Que signifient vraiment les chiffres NPK sur un sac d'engrais ?
Chaque sac d'engrais affiche trois chiffres, par exemple 7-7-7 ou 4-5-8, toujours dans le même ordre : azote (N), phosphore (P), potassium (K). L'azote favorise le feuillage, ce qui explique pourquoi un engrais riche en N convient à la salade ou aux épinards. Le phosphore soutient l'enracinement et le développement des jeunes plants, utile lors des repiquages. Le potassium améliore la qualité des fleurs et des fruits, raison pour laquelle un engrais tomate est souvent riche en K, du type 4-5-8, plutôt qu'équilibré.
Un engrais équilibré comme un 7-7-7 convient aux massifs et aux parcelles de potager sans objectif particulier. Ces chiffres sont des pourcentages en poids : un sac 7-7-7 contient 7 % d'azote, 7 % de phosphore et 7 % de potassium, le reste étant des charges et des oligo-éléments. Calculer la quantité réelle de nutriments apportée à partir d'un sac dont on ne connaît pas bien la concentration est là où la plupart des jardiniers se trompent.
Combien faut-il vraiment arroser les plantes de son potager ?
L'excès d'eau tue davantage de plantes en pot ou sous serre que la sécheresse en France. Un terreau tassé et détrempé prive les racines d'oxygène et favorise le pourrissement, et les feuilles jaunes et molles qui en résultent ressemblent presque exactement aux symptômes d'un manque d'eau, ce qui pousse souvent à arroser encore plus. Vérifier que les premiers centimètres de terre sont secs avant d'arroser à nouveau règle la plupart des cas.
Les massifs en pleine terre posent un autre problème. Le sud et le sud-ouest de la France connaissent régulièrement des semaines d'été sans pluie significative, bien en dessous des besoins d'un carré de légumes fruits, tandis que les régions du nord et de l'ouest ont rarement besoin d'un arrosage complémentaire hors canicule. Les arbustes installés et les pelouses se contentent généralement de la pluie naturelle ; ce sont les jeunes plants repiqués, les pots et les jardinières suspendues qui ont besoin d'un vrai calendrier d'arrosage, ajusté selon la taille du contenant, le type de plante et la saison.

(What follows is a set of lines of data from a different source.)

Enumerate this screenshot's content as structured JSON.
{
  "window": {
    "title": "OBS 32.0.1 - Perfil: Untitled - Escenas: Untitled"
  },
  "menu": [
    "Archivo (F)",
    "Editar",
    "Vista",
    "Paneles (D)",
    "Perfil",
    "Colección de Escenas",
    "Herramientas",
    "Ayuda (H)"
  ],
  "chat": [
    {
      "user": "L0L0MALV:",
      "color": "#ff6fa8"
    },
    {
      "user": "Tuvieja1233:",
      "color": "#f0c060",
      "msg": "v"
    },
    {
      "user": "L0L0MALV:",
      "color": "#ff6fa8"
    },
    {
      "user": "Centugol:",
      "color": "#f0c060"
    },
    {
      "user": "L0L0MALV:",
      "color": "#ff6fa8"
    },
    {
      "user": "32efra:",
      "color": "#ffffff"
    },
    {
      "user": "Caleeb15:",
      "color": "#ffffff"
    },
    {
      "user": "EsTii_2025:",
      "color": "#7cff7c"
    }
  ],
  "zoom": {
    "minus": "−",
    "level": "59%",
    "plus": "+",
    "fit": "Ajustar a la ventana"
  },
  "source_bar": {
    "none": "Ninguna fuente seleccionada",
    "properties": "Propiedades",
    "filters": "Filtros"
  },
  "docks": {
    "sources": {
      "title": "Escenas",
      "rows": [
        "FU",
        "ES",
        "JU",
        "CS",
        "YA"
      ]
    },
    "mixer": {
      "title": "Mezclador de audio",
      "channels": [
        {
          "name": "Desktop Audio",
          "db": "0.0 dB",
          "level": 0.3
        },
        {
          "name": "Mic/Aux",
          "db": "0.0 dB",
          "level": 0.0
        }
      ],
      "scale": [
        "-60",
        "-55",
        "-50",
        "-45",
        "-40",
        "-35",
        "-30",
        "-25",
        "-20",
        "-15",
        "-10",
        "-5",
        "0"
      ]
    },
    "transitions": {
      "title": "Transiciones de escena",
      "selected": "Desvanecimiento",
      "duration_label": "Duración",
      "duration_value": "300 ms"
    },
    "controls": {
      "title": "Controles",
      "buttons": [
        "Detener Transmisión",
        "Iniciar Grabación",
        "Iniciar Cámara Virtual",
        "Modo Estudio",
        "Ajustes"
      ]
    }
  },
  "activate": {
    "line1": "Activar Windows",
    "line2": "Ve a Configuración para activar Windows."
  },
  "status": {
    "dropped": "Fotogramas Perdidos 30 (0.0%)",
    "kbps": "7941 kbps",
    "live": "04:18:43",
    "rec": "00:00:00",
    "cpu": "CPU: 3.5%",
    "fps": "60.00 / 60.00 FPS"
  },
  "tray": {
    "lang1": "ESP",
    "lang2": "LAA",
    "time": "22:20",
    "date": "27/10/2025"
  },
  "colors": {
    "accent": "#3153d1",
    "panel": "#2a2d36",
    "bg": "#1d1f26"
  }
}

Le jardinage à la lune fait-il vraiment une différence ?
Le jardinage à la lune a une longue tradition dans les potagers français : semer les légumes-feuilles en lune montante, les légumes-racines en lune descendante, et éviter tout semis autour de la nouvelle et de la pleine lune. Les adeptes du jardinage biodynamique, très présent en France, poussent parfois cette logique jusqu'à un calendrier lunaire et zodiacal complet.
Les preuves scientifiques restent minces. Les essais contrôlés cherchant un effet lunaire sur la germination ou le rendement n'en ont, dans l'ensemble, pas trouvé, et aucune société savante ne reconnaît le jardinage à la lune comme une technique validée scientifiquement. Le calendrier reste toutefois utile pour une autre raison : il impose un rythme de semis régulier, ce qui améliore les résultats par rapport à des semis faits au hasard des disponibilités. Autant le considérer comme un repère pratique plutôt qu'une règle, et tenir son propre carnet de semis pour voir si cela change quelque chose sur sa parcelle.

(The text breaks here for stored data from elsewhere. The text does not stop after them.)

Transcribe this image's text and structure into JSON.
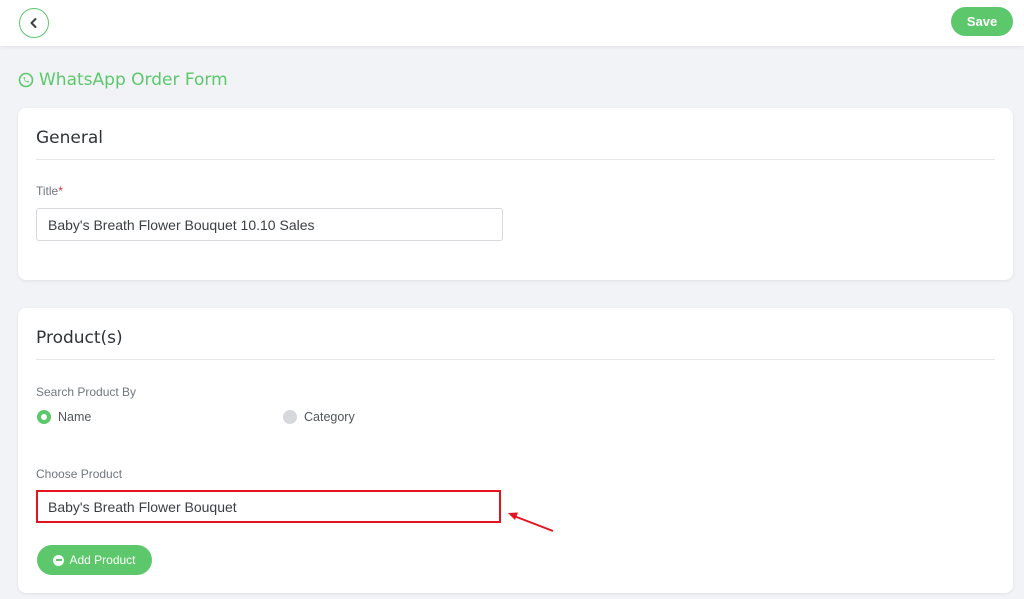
{
  "header": {
    "back_icon": "chevron-left-icon",
    "save_label": "Save"
  },
  "page": {
    "title": "WhatsApp Order Form",
    "title_icon": "whatsapp-icon"
  },
  "general": {
    "heading": "General",
    "title_label": "Title",
    "required_mark": "*",
    "title_value": "Baby's Breath Flower Bouquet 10.10 Sales"
  },
  "products": {
    "heading": "Product(s)",
    "search_by_label": "Search Product By",
    "options": [
      {
        "label": "Name",
        "selected": true
      },
      {
        "label": "Category",
        "selected": false
      }
    ],
    "choose_label": "Choose Product",
    "choose_value": "Baby's Breath Flower Bouquet",
    "add_label": "Add Product"
  },
  "colors": {
    "accent": "#5cc86b",
    "highlight": "#e3131f",
    "background": "#f1f3f6"
  }
}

Quels légumes et aromates s'associent vraiment bien ?
Certaines associations de plantes s'entraident réellement. Tomate et basilic plantés côte à côte forment un classique du potager français : le basilic est réputé repousser aleurodes et pucerons, et les deux plantes partagent des besoins proches en eau et en chaleur, ce qui les rend compatibles sous serre comme en pleine terre. Carotte et oignon forment une autre association fiable : l'odeur de l'oignon perturberait la mouche de la carotte, tandis que la carotte ne fait pas concurrence aux racines superficielles de l'oignon.
Toutes les associations ne fonctionnent pas. Haricots et oignons se nuisent mutuellement et doivent être séparés, et les choux plantés trop près d'aulx ou d'oignons odorants peuvent en pâtir. Les capucines valent malgré tout la peine d'être plantées près des choux, non pas pour les aider directement, mais parce que les chenilles les préfèrent, ce qui en fait une culture piège qui détourne les parasites.